His advice is based on two universal principles. The first is that people deserve to be treated with respect. The second is that your life works best when you take personal responsibility for yourself and those you love. Paul broke down the relationships of Timothy’s life into natural family categories (v. 1-2) Older men are to be treated as if they are our fathers. Younger men are to be treated as if they are our brothers. Older women are to be treated as if they are our mothers. Younger women are to be treated as if they are our sisters. The common denominator in all these cases is respect. I am not naïve about the world we live in so I know there is a lot of chaos in families. Parents and siblings mistreat the ones they love the most on a regular basis. As a result, most of us have some recovery work to do so that we live constructive lives rather than repeat the chaos of our pasts. It doesn’t change the fact that it is normal to treat our family members with respect.
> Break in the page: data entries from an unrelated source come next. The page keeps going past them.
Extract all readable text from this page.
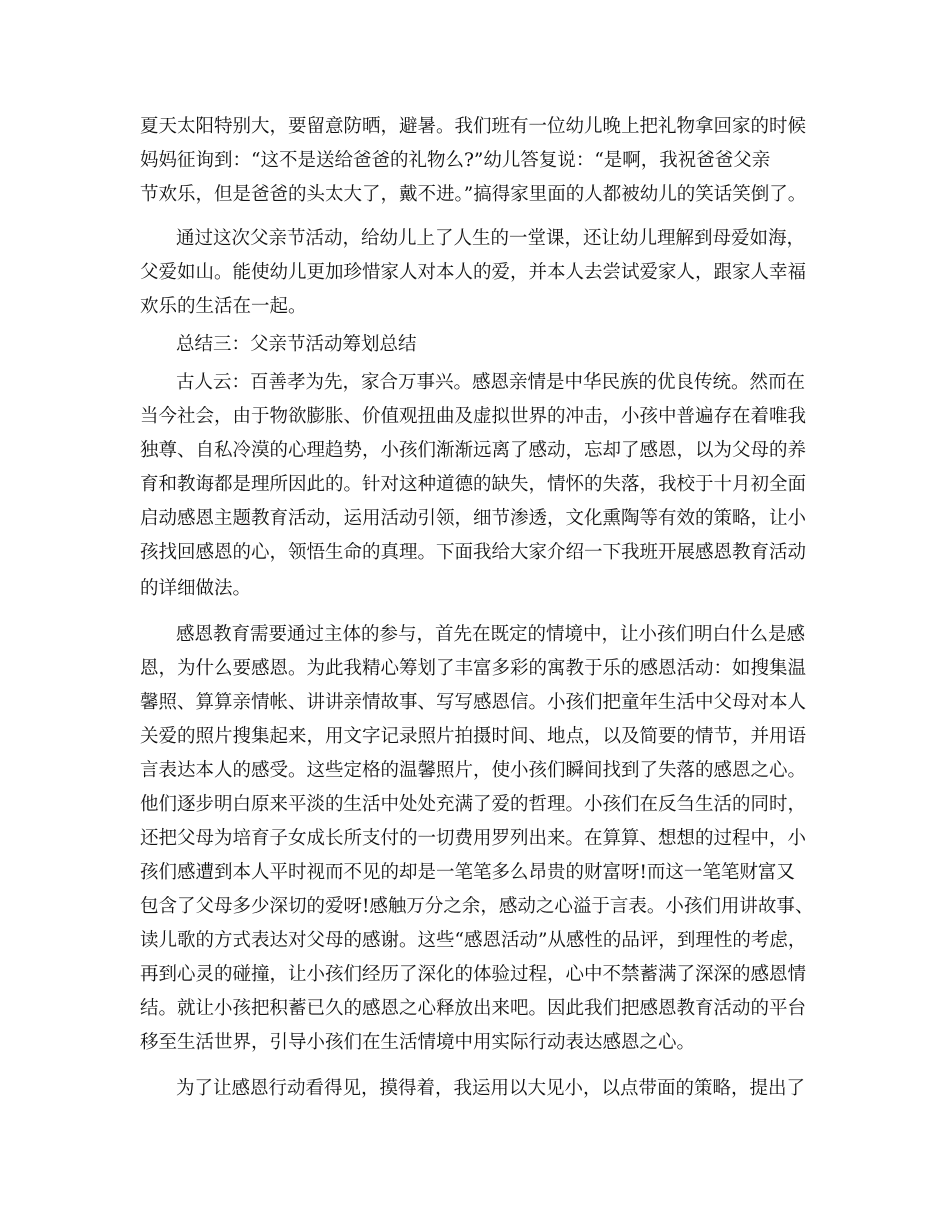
夏天太阳特别大，要留意防晒，避暑。我们班有一位幼儿晚上把礼物拿回家的时候
妈妈征询到：“这不是送给爸爸的礼物么?”幼儿答复说：“是啊，我祝爸爸父亲
节欢乐，但是爸爸的头太大了，戴不进。”搞得家里面的人都被幼儿的笑话笑倒了。
通过这次父亲节活动，给幼儿上了人生的一堂课，还让幼儿理解到母爱如海，
父爱如山。能使幼儿更加珍惜家人对本人的爱，并本人去尝试爱家人，跟家人幸福
欢乐的生活在一起。
总结三：父亲节活动筹划总结
古人云：百善孝为先，家合万事兴。感恩亲情是中华民族的优良传统。然而在
当今社会，由于物欲膨胀、价值观扭曲及虚拟世界的冲击，小孩中普遍存在着唯我
独尊、自私冷漠的心理趋势，小孩们渐渐远离了感动，忘却了感恩，以为父母的养
育和教诲都是理所因此的。针对这种道德的缺失，情怀的失落，我校于十月初全面
启动感恩主题教育活动，运用活动引领，细节渗透，文化熏陶等有效的策略，让小
孩找回感恩的心，领悟生命的真理。下面我给大家介绍一下我班开展感恩教育活动
的详细做法。
感恩教育需要通过主体的参与，首先在既定的情境中，让小孩们明白什么是感
恩，为什么要感恩。为此我精心筹划了丰富多彩的寓教于乐的感恩活动：如搜集温
馨照、算算亲情帐、讲讲亲情故事、写写感恩信。小孩们把童年生活中父母对本人
关爱的照片搜集起来，用文字记录照片拍摄时间、地点，以及简要的情节，并用语
言表达本人的感受。这些定格的温馨照片，使小孩们瞬间找到了失落的感恩之心。
他们逐步明白原来平淡的生活中处处充满了爱的哲理。小孩们在反刍生活的同时，
还把父母为培育子女成长所支付的一切费用罗列出来。在算算、想想的过程中，小
孩们感遭到本人平时视而不见的却是一笔笔多么昂贵的财富呀!而这一笔笔财富又
包含了父母多少深切的爱呀!感触万分之余，感动之心溢于言表。小孩们用讲故事、
读儿歌的方式表达对父母的感谢。这些“感恩活动”从感性的品评，到理性的考虑，
再到心灵的碰撞，让小孩们经历了深化的体验过程，心中不禁蓄满了深深的感恩情
结。就让小孩把积蓄已久的感恩之心释放出来吧。因此我们把感恩教育活动的平台
移至生活世界，引导小孩们在生活情境中用实际行动表达感恩之心。
为了让感恩行动看得见，摸得着，我运用以大见小，以点带面的策略，提出了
I am celebrating my mom’s 82nd birthday this weekend because it is the respectful thing to do. I have to travel to see them so it will make my weekend busier than it would normally be but it is the right thing to do. While I am there, I will visit with my older sister who lives in Boston. The celebration will likewise make her life busier than it would normally be but there is no hesitation on our parts because we want to show our parents the respect they deserve.
Paul then ventures into the priority of personal responsibility. The context for the discussion is widows who are associated with the church. In their day, it was difficult, and sometimes impossible, for a widow to produce an income. In compassion, the church developed a habit of looking after the needs of this precious group of individuals. The “program” only worked right when everyone involved took personal responsibility. If the woman had kids or grandkids, they were challenged to take care of her first (v. 4). Paul does not just present this as an option because he sees it as a social and spiritual obligation. “Anyone who does not provide for their relatives, and especially for their own household, has denied the faith and is worse than an unbeliever.” (v. 8 ) Paul knew that family is the best place to take care of family and when the family breaks down, the church and society absorb an unsustainable burden.
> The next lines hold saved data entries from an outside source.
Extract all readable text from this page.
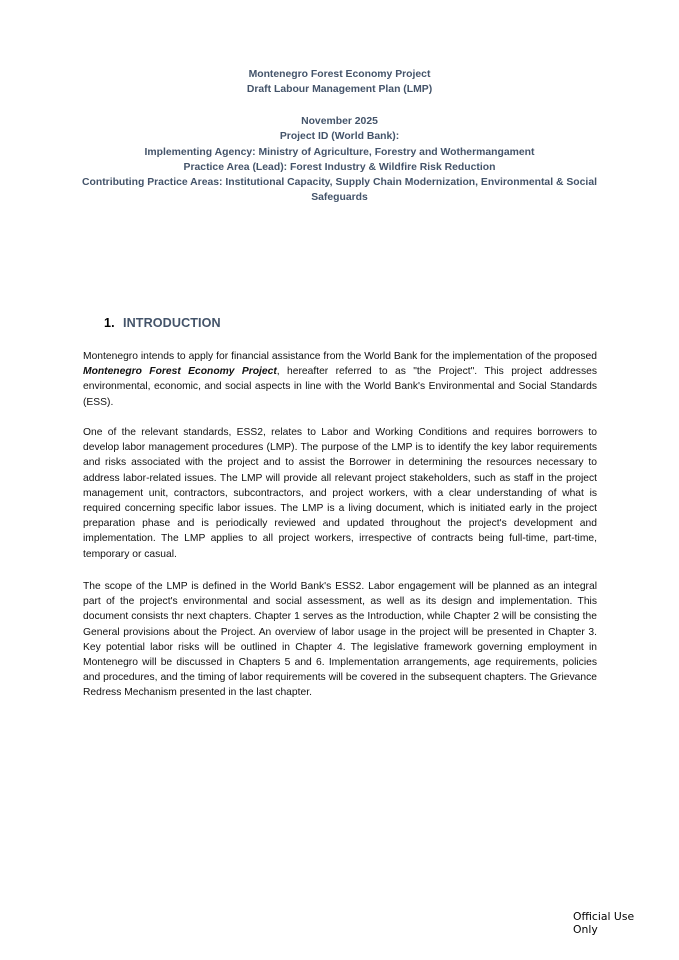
Montenegro Forest Economy Project
Draft Labour Management Plan (LMP)
November 2025
Project ID (World Bank):
Implementing Agency: Ministry of Agriculture, Forestry and Wothermangament
Practice Area (Lead): Forest Industry & Wildfire Risk Reduction
Contributing Practice Areas: Institutional Capacity, Supply Chain Modernization, Environmental & Social Safeguards
1. INTRODUCTION

Montenegro intends to apply for financial assistance from the World Bank for the implementation of the proposed Montenegro Forest Economy Project, hereafter referred to as "the Project". This project addresses environmental, economic, and social aspects in line with the World Bank's Environmental and Social Standards (ESS).

One of the relevant standards, ESS2, relates to Labor and Working Conditions and requires borrowers to develop labor management procedures (LMP). The purpose of the LMP is to identify the key labor requirements and risks associated with the project and to assist the Borrower in determining the resources necessary to address labor-related issues. The LMP will provide all relevant project stakeholders, such as staff in the project management unit, contractors, subcontractors, and project workers, with a clear understanding of what is required concerning specific labor issues. The LMP is a living document, which is initiated early in the project preparation phase and is periodically reviewed and updated throughout the project's development and implementation. The LMP applies to all project workers, irrespective of contracts being full-time, part-time, temporary or casual.

The scope of the LMP is defined in the World Bank's ESS2. Labor engagement will be planned as an integral part of the project's environmental and social assessment, as well as its design and implementation. This document consists thr next chapters. Chapter 1 serves as the Introduction, while Chapter 2 will be consisting the General provisions about the Project. An overview of labor usage in the project will be presented in Chapter 3. Key potential labor risks will be outlined in Chapter 4. The legislative framework governing employment in Montenegro will be discussed in Chapters 5 and 6. Implementation arrangements, age requirements, policies and procedures, and the timing of labor requirements will be covered in the subsequent chapters. The Grievance Redress Mechanism presented in the last chapter.

Official Use
Only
Paul then turns his attention to the widows themselves. He, first of all, challenges them to decide if they want to be widows. In order to be supported by the church they had to commit to put “her hope in God and continue night and day to pray and to ask God for help.” (v. 6) There is also an implication that she will remain single the rest of her life and serve the church community. (v. 6, 10) Should she decide to let the church take care of her personal needs, she will in turn, demonstrate her dedication by “showing hospitality, washing the feet of the Lord’s people, helping those in trouble and devoting herself to all kinds of good deeds.” (v. 10). If she is not willing to adopt this kind of lifestyle, she ought to pursue getting married again.
The point of all this is that showing respect to others and adopting a conviction of personal responsibility means I will be appropriately busy for the rest of my life. There is a lot of discussion today of being too busy. I don’t know about you but I like being busy. I just like being busy with things that have purpose rather than frantically trying to find fulfillment in trivial pursuits.